Municipal governments are the closest level of government to the citizens. They administer everything from police and fire services to roadway maintenance to bylaws related to businesses. You can’t renovate your home, open a business, or hold a festival without getting a permit from the local government. Assuming they grant it.
Despite managing billions of tax dollars and imposing laws that impact everybody, municipal governments are the ones that voters pay the least attention to.
In the last federal election, over 62 percent of eligible voters came out to cast a ballot. In Alberta’s last provincial election, the turnout was 59 percent. Contrast that with municipal elections in some major cities. In Calgary’s last election, only 46 percent of citizens bothered to vote despite the mayor’s position being open. In Edmonton, 37 percent of voters cast ballots while in Toronto 38 percent took the time to vote.
It’s an odd cycle and pattern nationwide. People are constantly upset with their civic governments over a myriad of issues, but rather than letting that galvanize their intent to go out and vote, it appears to make them give up and stay home. It’s not healthy for democracy and it doesn’t lead to good government.
Citizens sleepwalk through municipal elections, then express shock when they find themselves subject to bylaws that make no sense to them enacted by people voted in to the city council.
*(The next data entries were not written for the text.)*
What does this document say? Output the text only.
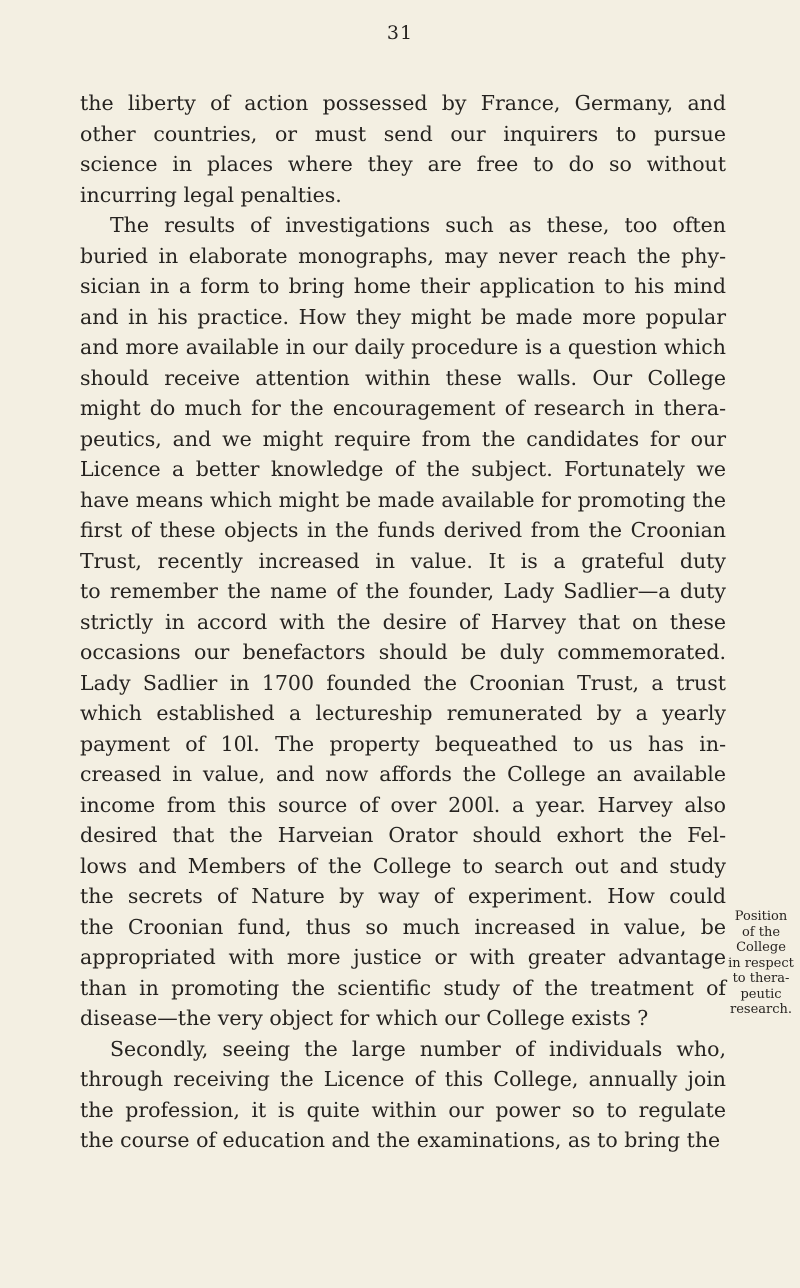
31
the liberty of action possessed by France, Germany, and
other countries, or must send our inquirers to pursue
science in places where they are free to do so without
incurring legal penalties.
The results of investigations such as these, too often
buried in elaborate monographs, may never reach the phy-
sician in a form to bring home their application to his mind
and in his practice. How they might be made more popular
and more available in our daily procedure is a question which
should receive attention within these walls. Our College
might do much for the encouragement of research in thera-
peutics, and we might require from the candidates for our
Licence a better knowledge of the subject. Fortunately we
have means which might be made available for promoting the
first of these objects in the funds derived from the Croonian
Trust, recently increased in value. It is a grateful duty
to remember the name of the founder, Lady Sadlier—a duty
strictly in accord with the desire of Harvey that on these
occasions our benefactors should be duly commemorated.
Lady Sadlier in 1700 founded the Croonian Trust, a trust
which established a lectureship remunerated by a yearly
payment of 10l. The property bequeathed to us has in-
creased in value, and now affords the College an available
income from this source of over 200l. a year. Harvey also
desired that the Harveian Orator should exhort the Fel-
lows and Members of the College to search out and study
the secrets of Nature by way of experiment. How could
the Croonian fund, thus so much increased in value, be
appropriated with more justice or with greater advantage
than in promoting the scientific study of the treatment of
disease—the very object for which our College exists ?
Secondly, seeing the large number of individuals who,
through receiving the Licence of this College, annually join
the profession, it is quite within our power so to regulate
the course of education and the examinations, as to bring the
Position
of the
College
in respect
to thera-
peutic
research.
All of these could have been foreseen, and it’s to people’s loss that they only started taking action once the bylaw was already in action, rather than proactively being concerned about municipal affairs.
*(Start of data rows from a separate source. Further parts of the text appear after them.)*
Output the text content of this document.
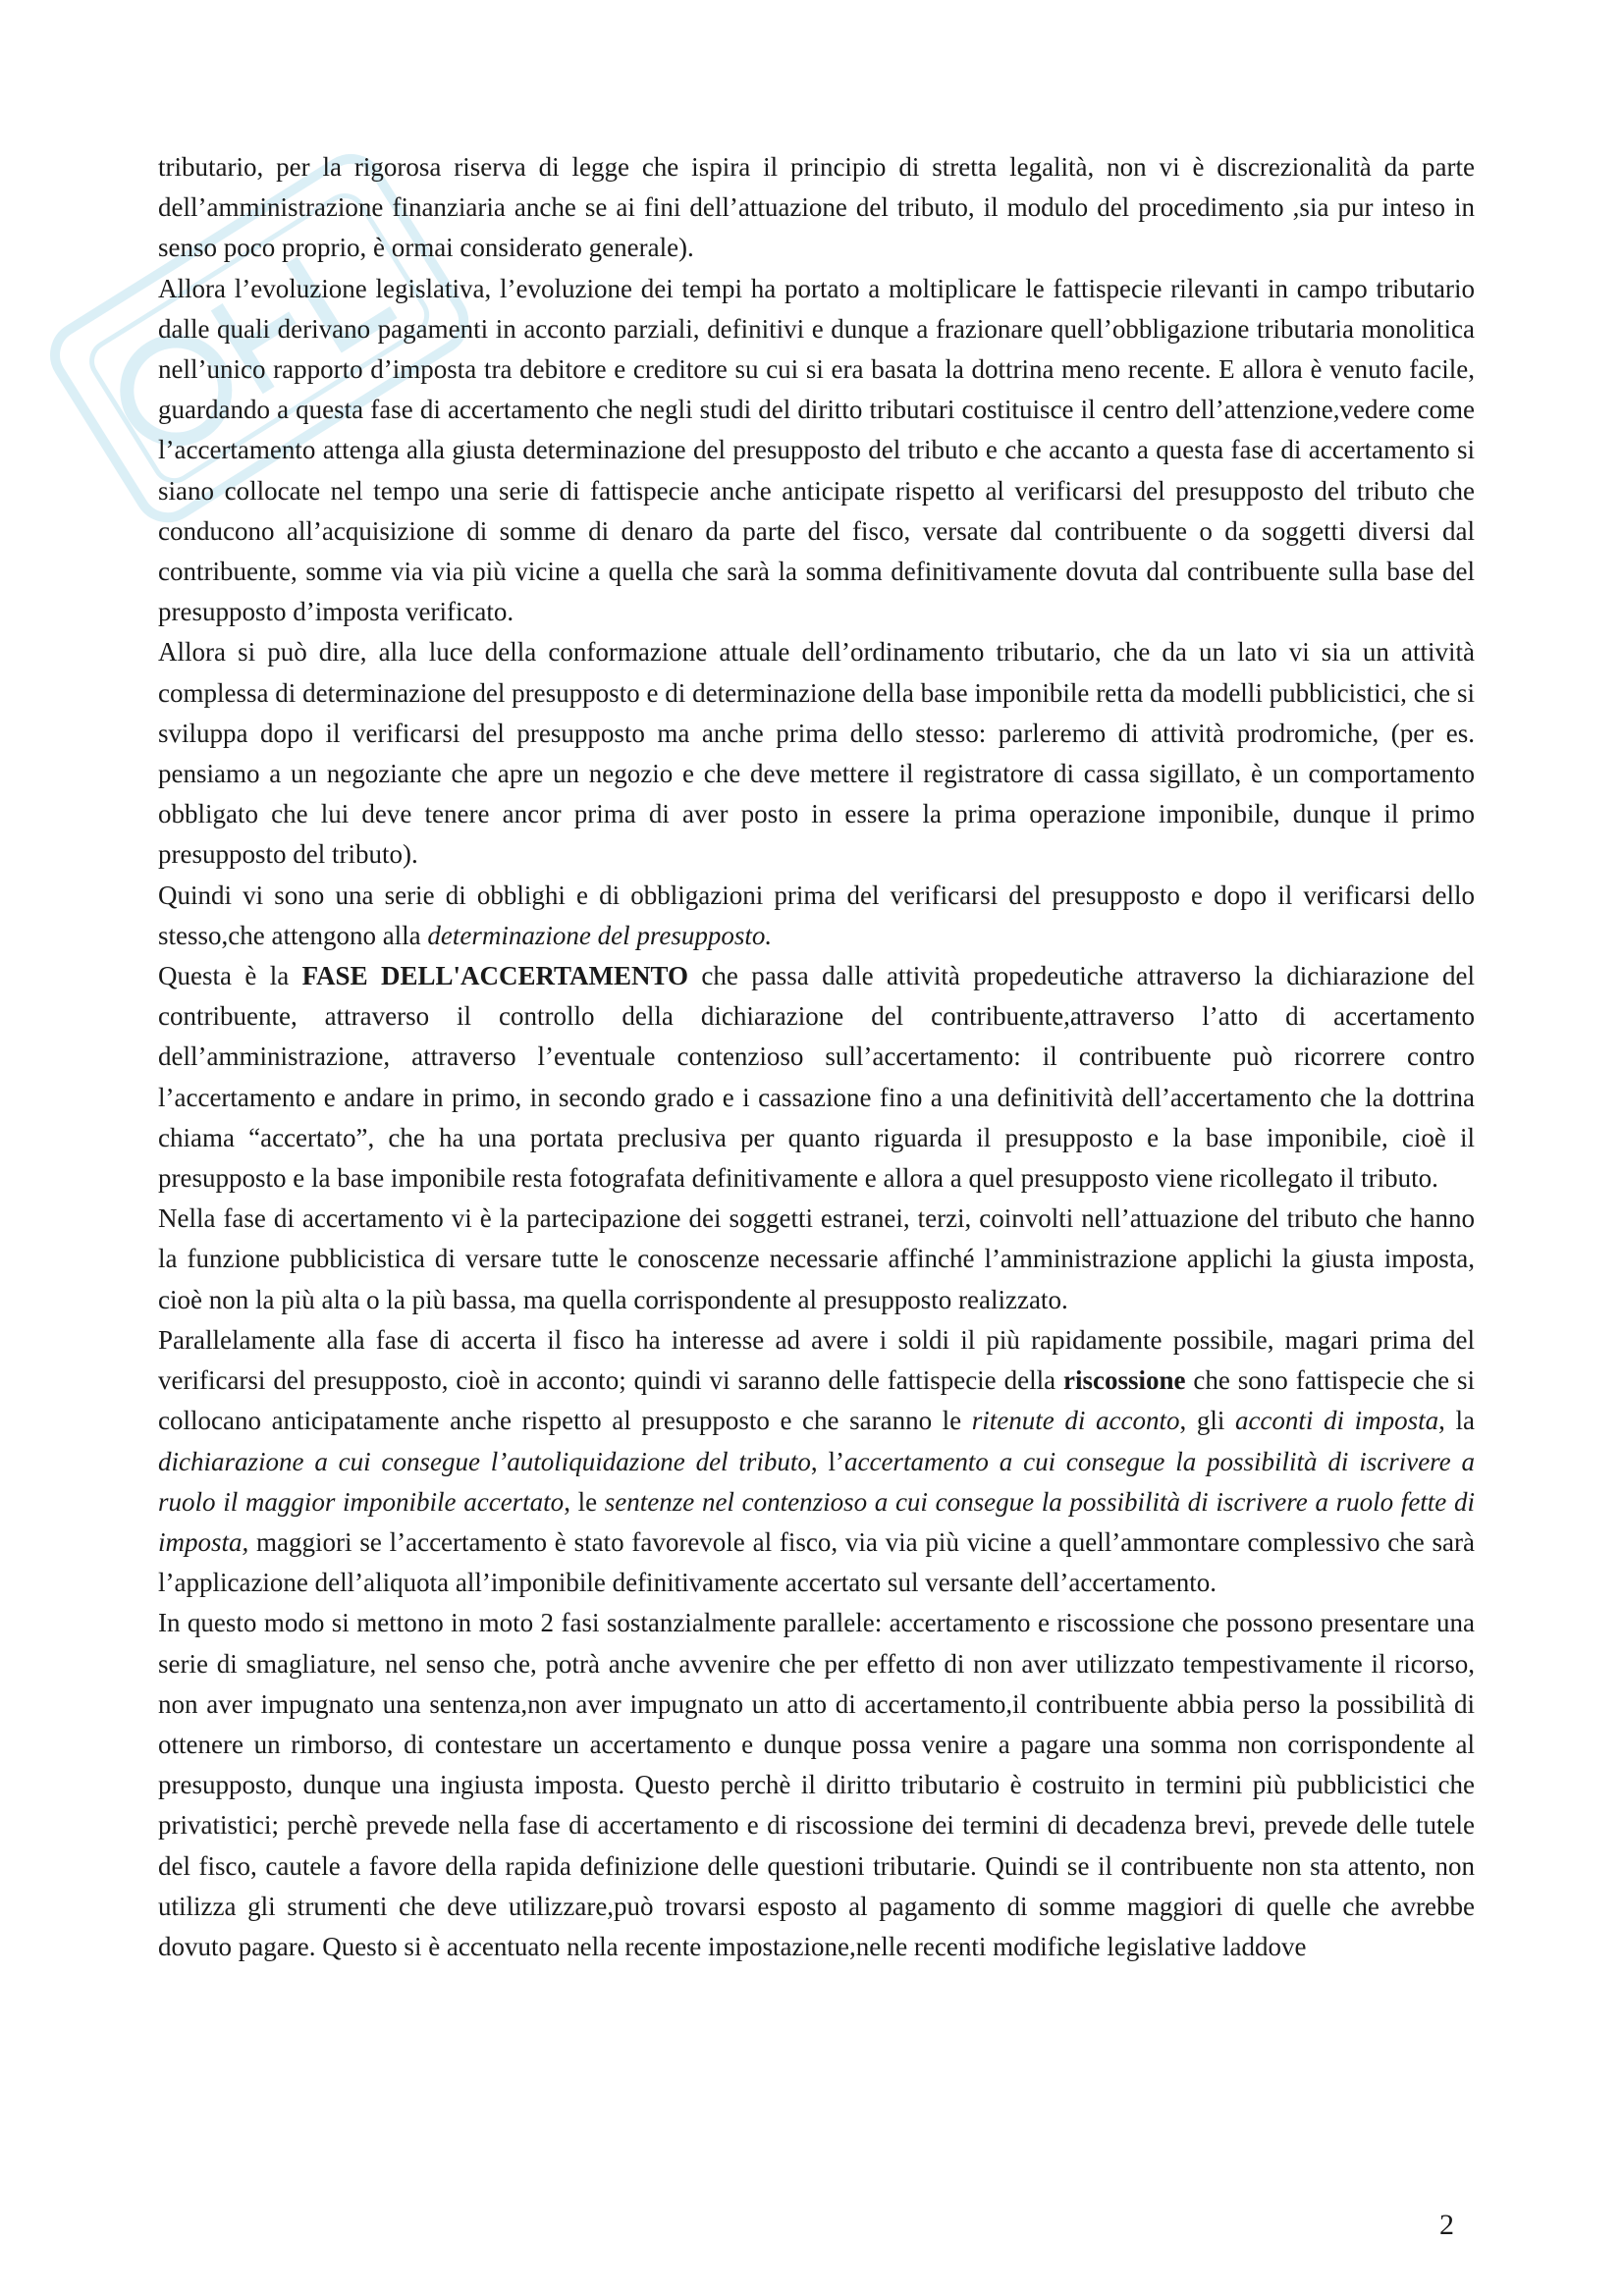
tributario, per la rigorosa riserva di legge che ispira il principio di stretta legalità, non vi è discrezionalità da parte dell’amministrazione finanziaria anche se ai fini dell’attuazione del tributo, il modulo del procedimento ,sia pur inteso in senso poco proprio, è ormai considerato generale).

Allora l’evoluzione legislativa, l’evoluzione dei tempi ha portato a moltiplicare le fattispecie rilevanti in campo tributario dalle quali derivano pagamenti in acconto parziali, definitivi e dunque a frazionare quell’obbligazione tributaria monolitica nell’unico rapporto d’imposta tra debitore e creditore su cui si era basata la dottrina meno recente. E allora è venuto facile, guardando a questa fase di accertamento che negli studi del diritto tributari costituisce il centro dell’attenzione,vedere come l’accertamento attenga alla giusta determinazione del presupposto del tributo e che accanto a questa fase di accertamento si siano collocate nel tempo una serie di fattispecie anche anticipate rispetto al verificarsi del presupposto del tributo che conducono all’acquisizione di somme di denaro da parte del fisco, versate dal contribuente o da soggetti diversi dal contribuente, somme via via più vicine a quella che sarà la somma definitivamente dovuta dal contribuente sulla base del presupposto d’imposta verificato.

Allora si può dire, alla luce della conformazione attuale dell’ordinamento tributario, che da un lato vi sia un attività complessa di determinazione del presupposto e di determinazione della base imponibile retta da modelli pubblicistici, che si sviluppa dopo il verificarsi del presupposto ma anche prima dello stesso: parleremo di attività prodromiche, (per es. pensiamo a un negoziante che apre un negozio e che deve mettere il registratore di cassa sigillato, è un comportamento obbligato che lui deve tenere ancor prima di aver posto in essere la prima operazione imponibile, dunque il primo presupposto del tributo).

Quindi vi sono una serie di obblighi e di obbligazioni prima del verificarsi del presupposto e dopo il verificarsi dello stesso,che attengono alla determinazione del presupposto.

Questa è la FASE DELL'ACCERTAMENTO che passa dalle attività propedeutiche attraverso la dichiarazione del contribuente, attraverso il controllo della dichiarazione del contribuente,attraverso l’atto di accertamento dell’amministrazione, attraverso l’eventuale contenzioso sull’accertamento: il contribuente può ricorrere contro l’accertamento e andare in primo, in secondo grado e i cassazione fino a una definitività dell’accertamento che la dottrina chiama “accertato”, che ha una portata preclusiva per quanto riguarda il presupposto e la base imponibile, cioè il presupposto e la base imponibile resta fotografata definitivamente e allora a quel presupposto viene ricollegato il tributo.

Nella fase di accertamento vi è la partecipazione dei soggetti estranei, terzi, coinvolti nell’attuazione del tributo che hanno la funzione pubblicistica di versare tutte le conoscenze necessarie affinché l’amministrazione applichi la giusta imposta, cioè non la più alta o la più bassa, ma quella corrispondente al presupposto realizzato.

Parallelamente alla fase di accerta il fisco ha interesse ad avere i soldi il più rapidamente possibile, magari prima del verificarsi del presupposto, cioè in acconto; quindi vi saranno delle fattispecie della riscossione che sono fattispecie che si collocano anticipatamente anche rispetto al presupposto e che saranno le ritenute di acconto, gli acconti di imposta, la dichiarazione a cui consegue l’autoliquidazione del tributo, l’accertamento a cui consegue la possibilità di iscrivere a ruolo il maggior imponibile accertato, le sentenze nel contenzioso a cui consegue la possibilità di iscrivere a ruolo fette di imposta, maggiori se l’accertamento è stato favorevole al fisco, via via più vicine a quell’ammontare complessivo che sarà l’applicazione dell’aliquota all’imponibile definitivamente accertato sul versante dell’accertamento.

In questo modo si mettono in moto 2 fasi sostanzialmente parallele: accertamento e riscossione che possono presentare una serie di smagliature, nel senso che, potrà anche avvenire che per effetto di non aver utilizzato tempestivamente il ricorso, non aver impugnato una sentenza,non aver impugnato un atto di accertamento,il contribuente abbia perso la possibilità di ottenere un rimborso, di contestare un accertamento e dunque possa venire a pagare una somma non corrispondente al presupposto, dunque una ingiusta imposta. Questo perchè il diritto tributario è costruito in termini più pubblicistici che privatistici; perchè prevede nella fase di accertamento e di riscossione dei termini di decadenza brevi, prevede delle tutele del fisco, cautele a favore della rapida definizione delle questioni tributarie. Quindi se il contribuente non sta attento, non utilizza gli strumenti che deve utilizzare,può trovarsi esposto al pagamento di somme maggiori di quelle che avrebbe dovuto pagare. Questo si è accentuato nella recente impostazione,nelle recenti modifiche legislative laddove

2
It doesn’t help that the media landscape has shrunk. Twenty years ago, the Calgary city council chamber would be packed with reporters from several outlets at every meeting. Now, the seats typically sit empty aside from some political gadflies and the occasional concerned citizen. Council actions go unreported and few citizens bother watching the dull council meetings online. Crazy motions and bylaws are proposed and passed with little notice until the outcomes are felt. Calgary’s single-use item bylaw was passed over a year ago, yet people were silent until they realized they were expected to bring a reusable bag to the drive-through window of their preferred fast-food outlet.
Toronto is grappling with a nearly 10 percent property tax increase while spending tax-payer money on renaming Yonge-Dundas Square, and London, Ont., is facing an 8.8 percent tax hike.
It’s happening in every city in every province in Canada and it likely will have to get worse before it gets better. While eyes are drawn to the political fireworks in Ottawa and provincial legislatures, people pay less attention to their municipal leaders than ever.
On the municipal governance level, citizens have abdicated their democratic responsibility and the price for that indifference is growing every year.